First, Hertz acknowledges the misconceptions of the depth and breadth of segregation in New York City: “virtually every attempt to actually measure racial segregation suggests that New York is one of the most segregated cities in the country,” writes Hertz. But, “[why] is this so surprising? One obvious reason… is that most people’s conception of New York is limited to about 1/2 of Manhattan and maybe 1/6 of Brooklyn, areas that are among the largest job and tourist centers in the world.”

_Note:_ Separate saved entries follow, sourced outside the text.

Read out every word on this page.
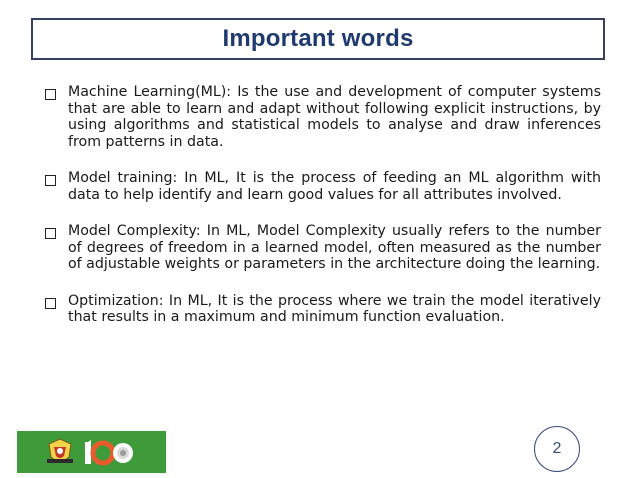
Important words
Machine Learning(ML): Is the use and development of computer systems that are able to learn and adapt without following explicit instructions, by using algorithms and statistical models to analyse and draw inferences from patterns in data.
Model training: In ML, It is the process of feeding an ML algorithm with data to help identify and learn good values for all attributes involved.
Model Complexity: In ML, Model Complexity usually refers to the number of degrees of freedom in a learned model, often measured as the number of adjustable weights or parameters in the architecture doing the learning.
Optimization: In ML, It is the process where we train the model iteratively that results in a maximum and minimum function evaluation.
2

Another reason for the misconception, according to Hertz is the unique qualities of segregation in New York City. “Segregation in New York doesn’t look like segregation in Chicago, or a lot of smaller Rust Belt cities. For one, there just aren’t very many monolithically black neighborhoods left in New York.” In New York, according to Hertz’s analysis, “white folks in New York have still on the whole declined to move to black areas, except for some nibbling along the edges in Harlem and central Brooklyn,” and moreover, “the median black New Yorker lives in a neighborhood with very few white people, and vice versa.”
Hertz’s analysis also includes a very helpful graphic visualization of the city’s segregation, synthesized and animated into .gif form.